I think this also drives a certain conflict between the EU (and Soros Networks) on the one hand and Israel on the other. Many parts of the EU think israel needs to be educated into following western standards and scolded if they break these standards. Israel on this other hand hates these lectures from EU personell. I also think Israel thinks of the EU basically as an extension of germany and for obvious historical reasons, they do not want to be morally lectured by a geopolitical alliance dominated by germany. And this is VERY understandable.
The other thing is, I have the impression that many political zionists consider thhemselves to be a kind of moral vanguard of the west and that they feel that europe basically got to a higher level of civilisation due to jewish influence and christianity. I think the overemphasis of the term "Judeo Christian Values" is also a bit of flattery towards them, despite historic inaccuracies. (For example, Europe has a history of mistreating the jews. This fact contradicts the idea that the jews were leading in determining europes moral values.)
I think because of that, there were always tensions between Israel and Europe. But I think 2008, the Ukraine tensions and the refugee crisis of europe basically accelerated the break between Israel and the EU.
On topic of the US and the EU: I think the EU might have had the potential to become a competitor to the US in the end of the 90s but they made tons of mistakes (like for example not enough alignment with russia. Maybe the stopping of the german Transrapid Rail Project (a maglev train with a few similarities to Elon Musks Hyperloop which was pushed by germany around the time of the world fair 2000 and then abandoned due to pressure by the green party) might have been another failure of EU geopolitics. ) And already since George Bush jr. , the US prepared to drive a wedge between EU member states and basically split the visegrad group from western europe, because Visegrad is far more supportive of the US than western europe.
Gerhard Schroeder used the opposition towards the war in Iraq to switch to an eurasia strategy (the leaked Stratfor dossiers at the beginning of the 2010s stated that the US definitely feared that) but the US and Obama basically used Merkel to force a slow realignment.
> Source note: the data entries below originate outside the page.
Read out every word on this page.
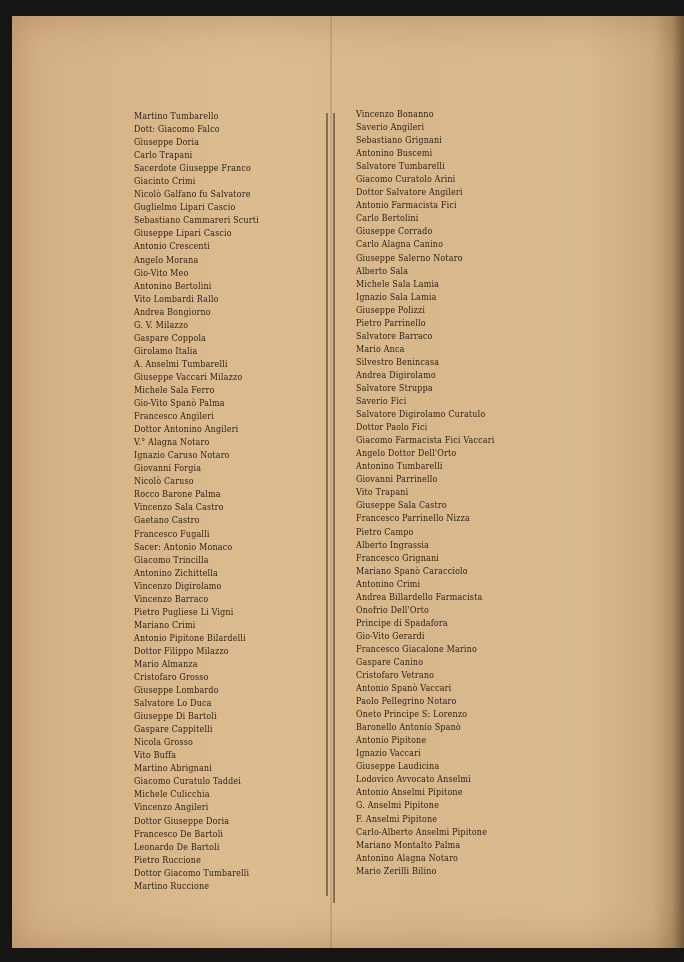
Martino Tumbarello
Dott: Giacomo Falco
Giuseppe Doria
Carlo Trapani
Sacerdote Giuseppe Franco
Giacinto Crimi
Nicolò Galfano fu Salvatore
Guglielmo Lipari Cascio
Sebastiano Cammareri Scurti
Giuseppe Lipari Cascio
Antonio Crescenti
Angelo Morana
Gio-Vito Meo
Antonino Bertolini
Vito Lombardi Rallo
Andrea Bongiorno
G. V. Milazzo
Gaspare Coppola
Girolamo Italia
A. Anselmi Tumbarelli
Giuseppe Vaccari Milazzo
Michele Sala Ferro
Gio-Vito Spanò Palma
Francesco Angileri
Dottor Antonino Angileri
V.° Alagna Notaro
Ignazio Caruso Notaro
Giovanni Forgia
Nicolò Caruso
Rocco Barone Palma
Vincenzo Sala Castro
Gaetano Castro
Francesco Fugalli
Sacer: Antonio Monaco
Giacomo Trincilla
Antonino Zichittella
Vincenzo Digirolamo
Vincenzo Barraco
Pietro Pugliese Li Vigni
Mariano Crimi
Antonio Pipitone Bilardelli
Dottor Filippo Milazzo
Mario Almanza
Cristofaro Grosso
Giuseppe Lombardo
Salvatore Lo Duca
Giuseppe Di Bartoli
Gaspare Cappitelli
Nicola Grosso
Vito Buffa
Martino Abrignani
Giacomo Curatulo Taddei
Michele Culicchia
Vincenzo Angileri
Dottor Giuseppe Doria
Francesco De Bartoli
Leonardo De Bartoli
Pietro Ruccione
Dottor Giacomo Tumbarelli
Martino Ruccione
Vincenzo Bonanno
Saverio Angileri
Sebastiano Grignani
Antonino Buscemi
Salvatore Tumbarelli
Giacomo Curatolo Arini
Dottor Salvatore Angileri
Antonio Farmacista Fici
Carlo Bertolini
Giuseppe Corrado
Carlo Alagna Canino
Giuseppe Salerno Notaro
Alberto Sala
Michele Sala Lamia
Ignazio Sala Lamia
Giuseppe Polizzi
Pietro Parrinello
Salvatore Barraco
Mario Anca
Silvestro Benincasa
Andrea Digirolamo
Salvatore Struppa
Saverio Fici
Salvatore Digirolamo Curatulo
Dottor Paolo Fici
Giacomo Farmacista Fici Vaccari
Angelo Dottor Dell'Orto
Antonino Tumbarelli
Giovanni Parrinello
Vito Trapani
Giuseppe Sala Castro
Francesco Parrinello Nizza
Pietro Campo
Alberto Ingrassia
Francesco Grignani
Mariano Spanò Caracciolo
Antonino Crimi
Andrea Billardello Farmacista
Onofrio Dell'Orto
Principe di Spadafora
Gio-Vito Gerardi
Francesco Giacalone Marino
Gaspare Canino
Cristofaro Vetrano
Antonio Spanò Vaccari
Paolo Pellegrino Notaro
Oneto Principe S: Lorenzo
Baronello Antonio Spanò
Antonio Pipitone
Ignazio Vaccari
Giuseppe Laudicina
Lodovico Avvocato Anselmi
Antonio Anselmi Pipitone
G. Anselmi Pipitone
F. Anselmi Pipitone
Carlo-Alberto Anselmi Pipitone
Mariano Montalto Palma
Antonino Alagna Notaro
Mario Zerilli Bilino
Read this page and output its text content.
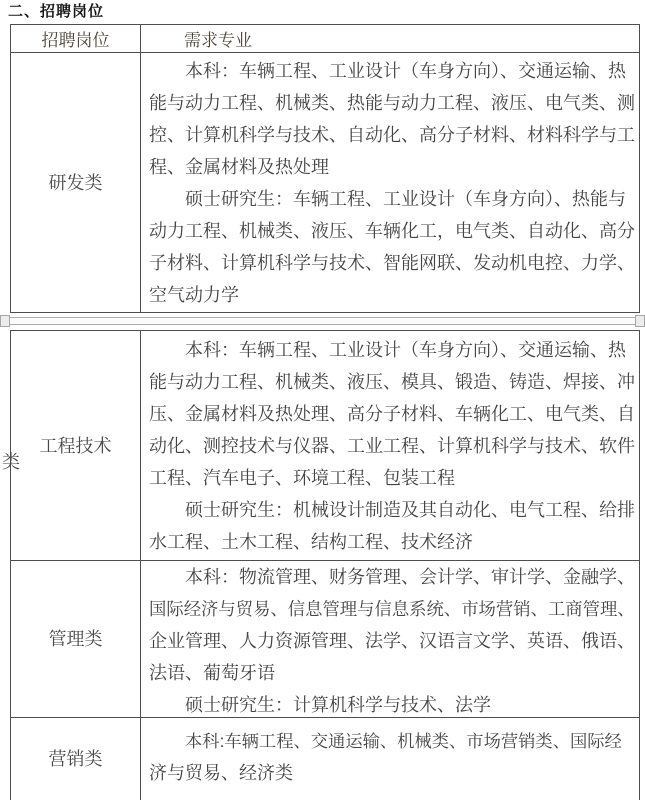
二、招聘岗位
招聘岗位	需求专业
研发类
本科：车辆工程、工业设计（车身方向）、交通运输、热
能与动力工程、机械类、热能与动力工程、液压、电气类、测
控、计算机科学与技术、自动化、高分子材料、材料科学与工
程、金属材料及热处理
硕士研究生：车辆工程、工业设计（车身方向）、热能与
动力工程、机械类、液压、车辆化工，电气类、自动化、高分
子材料、计算机科学与技术、智能网联、发动机电控、力学、
空气动力学
工程技术
类
本科：车辆工程、工业设计（车身方向）、交通运输、热
能与动力工程、机械类、液压、模具、锻造、铸造、焊接、冲
压、金属材料及热处理、高分子材料、车辆化工、电气类、自
动化、测控技术与仪器、工业工程、计算机科学与技术、软件
工程、汽车电子、环境工程、包装工程
硕士研究生：机械设计制造及其自动化、电气工程、给排
水工程、土木工程、结构工程、技术经济
管理类
本科：物流管理、财务管理、会计学、审计学、金融学、
国际经济与贸易、信息管理与信息系统、市场营销、工商管理、
企业管理、人力资源管理、法学、汉语言文学、英语、俄语、
法语、葡萄牙语
硕士研究生：计算机科学与技术、法学
营销类
本科:车辆工程、交通运输、机械类、市场营销类、国际经
济与贸易、经济类
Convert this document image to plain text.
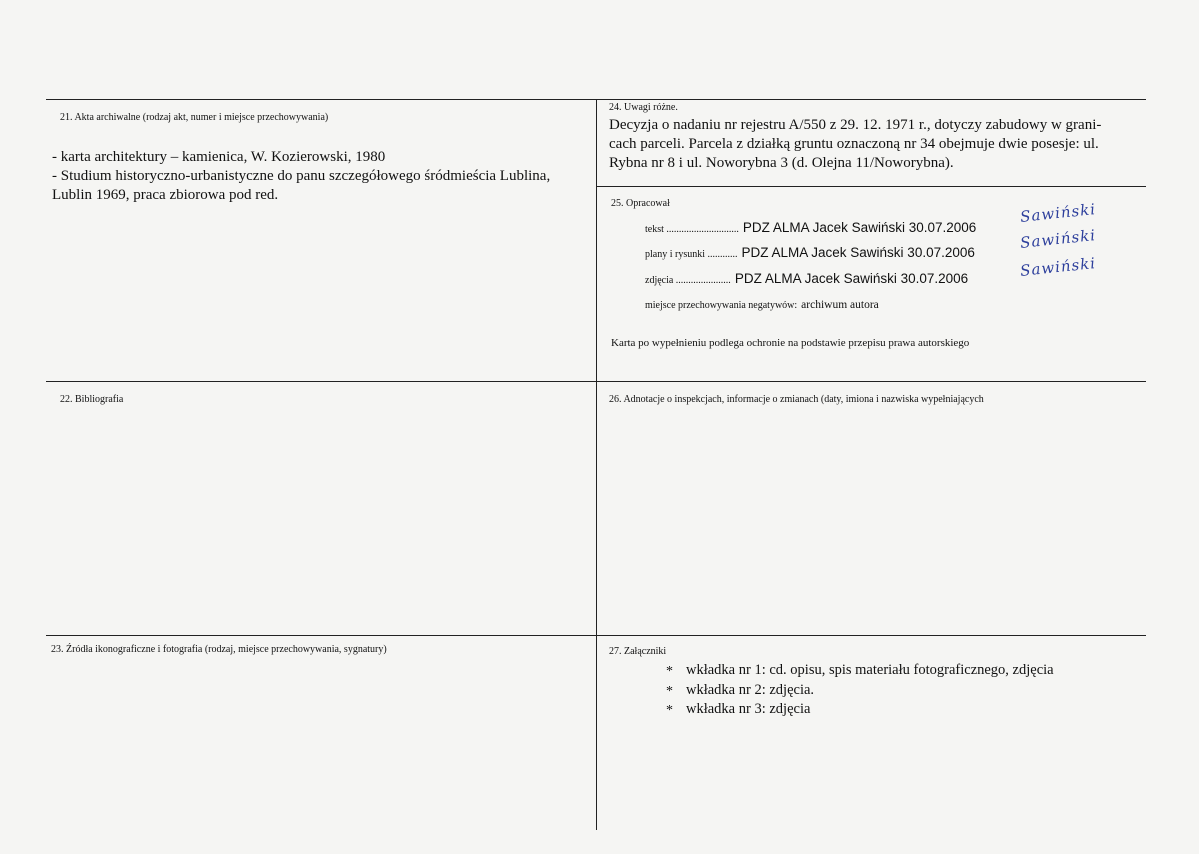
21. Akta archiwalne (rodzaj akt, numer i miejsce przechowywania)
- karta architektury – kamienica, W. Kozierowski, 1980
- Studium historyczno-urbanistyczne do panu szczegółowego śródmieścia Lublina,
Lublin 1969, praca zbiorowa pod red.
24. Uwagi różne.
Decyzja o nadaniu nr rejestru A/550 z 29. 12. 1971 r., dotyczy zabudowy w grani-
cach parceli. Parcela z działką gruntu oznaczoną nr 34 obejmuje dwie posesje: ul.
Rybna nr 8 i ul. Noworybna 3 (d. Olejna 11/Noworybna).
25. Opracował
tekst ............................. PDZ ALMA Jacek Sawiński 30.07.2006
Sawiński
plany i rysunki ............ PDZ ALMA Jacek Sawiński 30.07.2006
Sawiński
zdjęcia ...................... PDZ ALMA Jacek Sawiński 30.07.2006	Sawiński
miejsce przechowywania negatywów: archiwum autora
Karta po wypełnieniu podlega ochronie na podstawie przepisu prawa autorskiego
22. Bibliografia	26. Adnotacje o inspekcjach, informacje o zmianach (daty, imiona i nazwiska wypełniających
23. Źródła ikonograficzne i fotografia (rodzaj, miejsce przechowywania, sygnatury)	27. Załączniki
* wkładka nr 1: cd. opisu, spis materiału fotograficznego, zdjęcia
* wkładka nr 2: zdjęcia.
* wkładka nr 3: zdjęcia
And Obama was basically used as a kind of Media campaign to spread Pro American sentiment again, but the EU is very soros aligned (the media as well) and they pushed the narrative of Trump being "the great Satan".) This basically accelerated the breach between both poles again. But now under woke ideas. And after Brexit and multiple repeated almost successes of Le Pens Ressembelemt National, the EU has a huge legitimacy crisis which makes them act more and more crisis. (I think this legitimacy crisis is also one reason for the Ukraine support. As the Ukrainian elites are by far the most pro EU elites in the whole block.)